Setelah persidangan, kuasa hukum terdakwa, Agus Amri, mengungkapkan berbagai ketidakwajaran dalam dakwaan TPPU yang diajukan oleh jaksa.

“Bagaimana mungkin seseorang yang dijuluki ‘bos’ TPPU justru memiliki utang puluhan juta rupiah kepada temannya? Ini tidak logis,” katanya.

Agus menganggap keterangan GR memperkuat dugaan bahwa aliran dana yang diterima terdakwa berasal dari usaha kuliner, dengan keuntungan yang wajar dan bisnis yang akhirnya mengalami kerugian.
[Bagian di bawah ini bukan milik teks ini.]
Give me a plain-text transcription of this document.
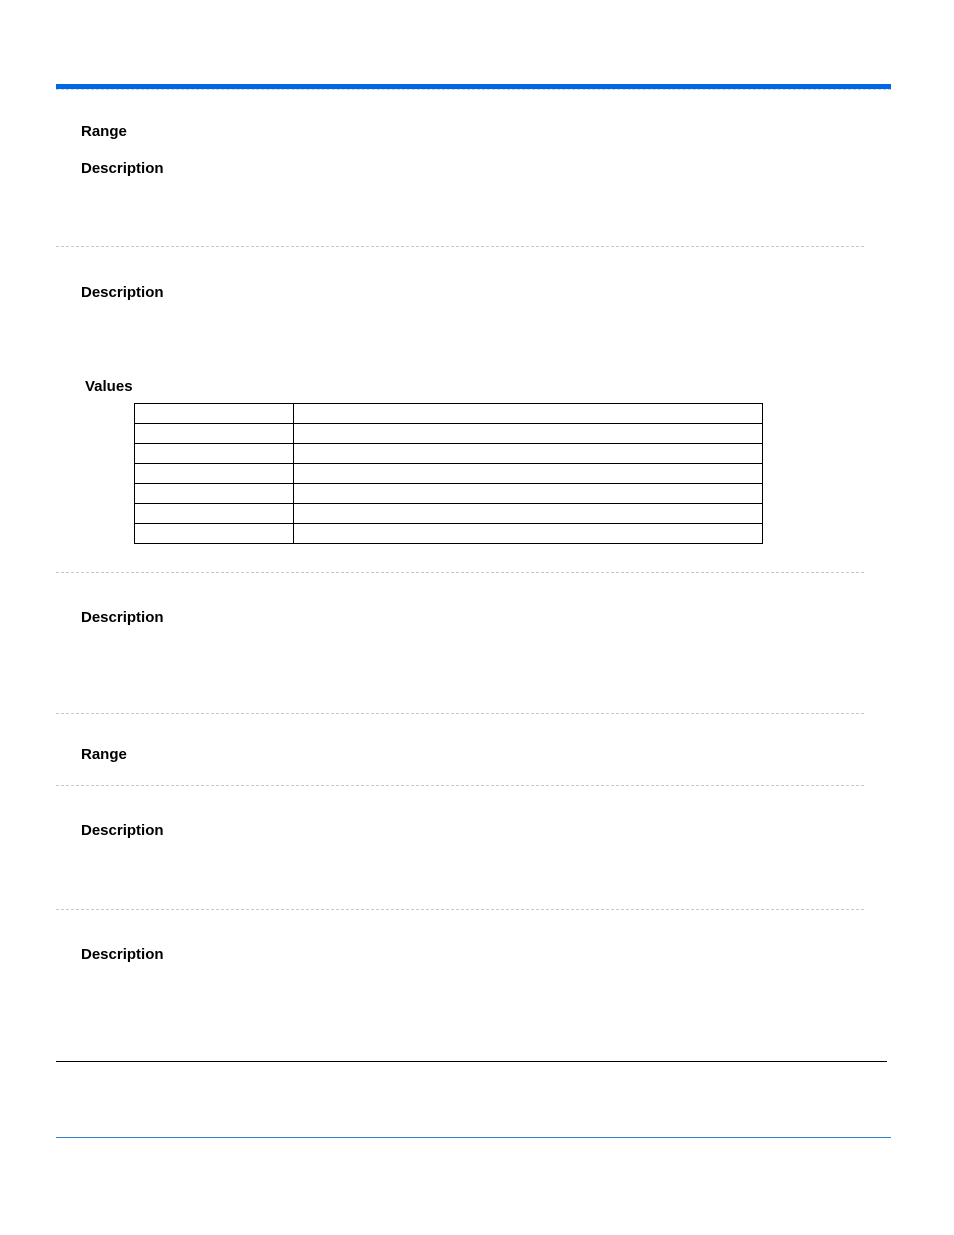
Range
Description
Description
Values

Description
Range
Description
Description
“Secara normal, pelaku tindak pidana pencucian uang, bisnis yang digunakan untuk mencuci uang tetap beroperasi meskipun omzetnya nol. Bukan justru tutup,” katanya.

Ia juga menyoroti fakta bahwa Jusmail alias Aco belum ditetapkan sebagai tersangka, meskipun namanya sering muncul dalam kesaksian.

“Publik penasaran, mengapa Aco hanya dianggap sebagai saksi? Dan mengapa rekening Aco senilai Rp16 miliar tidak pernah dibuka dalam persidangan?” tegasnya.

Persidangan akan dijadwalkan kembali dilaksanakan minggu depan dengan agenda pemeriksaan saksi tambahan.

Catur Adi Dihukum Penjara Seumur Hidup

Sebelumnya, Catur Adi Prianto telah dihukum penjara seumur hidup oleh Pengadilan Negeri Balikpapan terkait kasus peredaran narkoba di Lapas Kelas IIA Balikpapan.

Sidang putusan pada Jumat (28/11/2025) menolak permintaan hukuman mati dari jaksa.

Ketua Majelis Hakim, Ari Siswanto menyatakan bahwa Catur terbukti sebagai penggerak utama jaringan narkoba yang terorganisir di dalam lapas.

Namun, hakim menganggap jumlah barang bukti (69,3 gram sabu) serta lingkup penyebarannya belum mencapai tingkat kesalahan terberat yang memerlukan hukuman mati.

“Kematian sebagai hukuman menghilangkan kesempatan untuk direhabilitasi,” katanya.

Hakim menekankan hukuman seumur hidup sebagai tindakan keras karena kejahatan terjadi di tempat yang semestinya bersih, menunjukkan ancaman besar dan penghinaan terhadap peran negara.